A former Arizona state senator explained this week how a police officer threatened to kill him after he honked at an unmarked van to avoid a traffic accident.
Armando Ruiz told KPNX that he was on his way to church on Monday night with fellow churchgoer Monica Rivera when 51-year-old police officer Jeremy Sweet cut him off in the unmarked van.
Ruiz, who spent nine years in the state House and one year in the state Senate, said that he honked and swerved to avoid a collision, and then Sweet slowed down to about 10 mph, allowing him to pass. That's when the officer tried to "ram" him.
According to Ruiz, the officer eventually pulled around him, and forced him to stop. He then saw Sweet pointing a handgun at them through the passenger-side window of the van.
"As I turned around and I looked at him, I just saw that gun with his arm sticking right at us," Ruiz recalled. "I looked at the gun, I looked at the edge, the barrel of it.
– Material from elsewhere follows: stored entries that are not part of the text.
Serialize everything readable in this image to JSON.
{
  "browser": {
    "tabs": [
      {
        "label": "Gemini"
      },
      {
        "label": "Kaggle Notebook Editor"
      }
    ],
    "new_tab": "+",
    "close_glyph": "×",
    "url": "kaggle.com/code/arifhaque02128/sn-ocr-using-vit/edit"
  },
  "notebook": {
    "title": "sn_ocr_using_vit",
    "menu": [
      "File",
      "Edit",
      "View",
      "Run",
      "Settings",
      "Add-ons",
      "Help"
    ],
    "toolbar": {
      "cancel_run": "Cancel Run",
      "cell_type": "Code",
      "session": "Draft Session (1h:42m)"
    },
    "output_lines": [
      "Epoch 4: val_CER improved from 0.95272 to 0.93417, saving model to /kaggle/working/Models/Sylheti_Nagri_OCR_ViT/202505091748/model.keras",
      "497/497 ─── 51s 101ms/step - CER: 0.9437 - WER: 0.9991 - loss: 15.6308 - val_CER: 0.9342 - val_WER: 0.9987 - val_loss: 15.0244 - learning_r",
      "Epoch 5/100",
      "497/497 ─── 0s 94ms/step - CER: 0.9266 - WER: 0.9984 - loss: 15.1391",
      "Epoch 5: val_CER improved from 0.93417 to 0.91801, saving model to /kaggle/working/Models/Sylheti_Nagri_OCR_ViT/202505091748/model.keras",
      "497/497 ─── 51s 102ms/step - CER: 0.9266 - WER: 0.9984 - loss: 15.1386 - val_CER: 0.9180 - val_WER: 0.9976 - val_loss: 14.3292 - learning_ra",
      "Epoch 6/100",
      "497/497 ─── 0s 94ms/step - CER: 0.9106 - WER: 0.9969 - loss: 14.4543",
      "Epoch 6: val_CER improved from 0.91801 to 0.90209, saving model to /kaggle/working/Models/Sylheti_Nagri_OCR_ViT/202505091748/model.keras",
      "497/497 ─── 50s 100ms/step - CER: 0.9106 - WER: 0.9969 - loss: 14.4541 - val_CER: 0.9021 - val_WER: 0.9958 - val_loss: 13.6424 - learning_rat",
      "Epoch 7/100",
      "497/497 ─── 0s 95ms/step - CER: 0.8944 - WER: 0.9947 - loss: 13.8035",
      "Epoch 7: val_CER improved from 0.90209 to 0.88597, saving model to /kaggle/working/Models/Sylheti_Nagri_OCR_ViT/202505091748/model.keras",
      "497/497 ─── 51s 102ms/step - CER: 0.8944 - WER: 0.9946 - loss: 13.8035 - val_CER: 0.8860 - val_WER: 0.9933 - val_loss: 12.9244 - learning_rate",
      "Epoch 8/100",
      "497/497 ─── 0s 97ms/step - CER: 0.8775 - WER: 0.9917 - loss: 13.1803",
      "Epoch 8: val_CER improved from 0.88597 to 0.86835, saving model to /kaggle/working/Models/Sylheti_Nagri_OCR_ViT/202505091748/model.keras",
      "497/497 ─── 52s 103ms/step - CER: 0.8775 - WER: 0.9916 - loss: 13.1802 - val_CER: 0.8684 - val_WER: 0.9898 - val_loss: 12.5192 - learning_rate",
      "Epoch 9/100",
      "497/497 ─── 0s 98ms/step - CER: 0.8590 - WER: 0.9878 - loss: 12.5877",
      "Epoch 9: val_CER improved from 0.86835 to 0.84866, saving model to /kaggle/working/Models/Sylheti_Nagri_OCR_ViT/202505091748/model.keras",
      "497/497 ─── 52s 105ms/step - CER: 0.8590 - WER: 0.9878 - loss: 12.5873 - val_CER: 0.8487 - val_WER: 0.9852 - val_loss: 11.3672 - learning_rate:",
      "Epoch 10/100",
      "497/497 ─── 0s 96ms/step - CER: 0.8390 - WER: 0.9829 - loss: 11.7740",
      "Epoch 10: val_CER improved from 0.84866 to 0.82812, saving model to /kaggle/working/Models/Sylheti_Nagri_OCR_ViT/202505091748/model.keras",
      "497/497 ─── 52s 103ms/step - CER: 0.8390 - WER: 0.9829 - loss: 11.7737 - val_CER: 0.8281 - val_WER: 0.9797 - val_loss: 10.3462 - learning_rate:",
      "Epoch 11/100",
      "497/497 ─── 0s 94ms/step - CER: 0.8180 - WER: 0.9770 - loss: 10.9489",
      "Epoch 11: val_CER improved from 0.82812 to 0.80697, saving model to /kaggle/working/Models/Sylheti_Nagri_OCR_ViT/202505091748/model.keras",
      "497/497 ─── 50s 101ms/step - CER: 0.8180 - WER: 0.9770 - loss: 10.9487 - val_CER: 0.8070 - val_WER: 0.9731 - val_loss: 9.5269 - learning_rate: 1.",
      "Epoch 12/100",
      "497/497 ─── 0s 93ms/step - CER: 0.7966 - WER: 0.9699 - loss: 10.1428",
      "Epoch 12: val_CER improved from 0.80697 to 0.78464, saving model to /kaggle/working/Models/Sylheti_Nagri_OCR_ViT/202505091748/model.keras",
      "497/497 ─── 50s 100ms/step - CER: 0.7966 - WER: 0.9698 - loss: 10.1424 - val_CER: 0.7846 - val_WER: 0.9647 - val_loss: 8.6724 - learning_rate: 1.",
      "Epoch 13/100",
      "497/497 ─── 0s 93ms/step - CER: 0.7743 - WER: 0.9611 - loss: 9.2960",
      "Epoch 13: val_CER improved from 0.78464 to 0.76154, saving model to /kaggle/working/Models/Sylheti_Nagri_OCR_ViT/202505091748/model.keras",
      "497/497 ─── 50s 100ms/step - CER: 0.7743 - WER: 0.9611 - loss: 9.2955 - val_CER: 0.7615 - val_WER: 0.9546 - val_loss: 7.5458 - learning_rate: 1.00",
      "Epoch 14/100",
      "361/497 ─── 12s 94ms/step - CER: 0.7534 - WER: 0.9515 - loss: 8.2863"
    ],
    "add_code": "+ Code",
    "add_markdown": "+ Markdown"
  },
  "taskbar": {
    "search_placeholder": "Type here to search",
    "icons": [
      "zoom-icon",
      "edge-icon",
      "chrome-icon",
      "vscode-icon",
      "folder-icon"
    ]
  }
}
And in my mind, I said, 'This is an officer's weapon.' And then I looked up his arm and I saw the city of Phoenix police patch. And I said, 'This is a police officer.' And I could see the glare of his badge."
"He was just looking for any flinch on my part, any flinch on Monica's part, any reason to shoot us," he continued.
Rivera said that the only thing that she could remember was that Sweet "put his finger on the trigger."
"And that's why I started crying," she said.
For two minutes, Ruiz said that Sweet trained the handgun at them and never identified himself as an officer.
"I just sat there and put my hands up -- and just angry, he just had that angry look on his face," Ruiz said.
Sweet finally drove off, after telling him to "[b]e careful who you honk at the next time."
Ruiz wrote down the license plate number, and called 911. The officer was later identified as a Phoenix police officer. Sweet was arrested on Tueday, and was being held on one count of aggravated assault.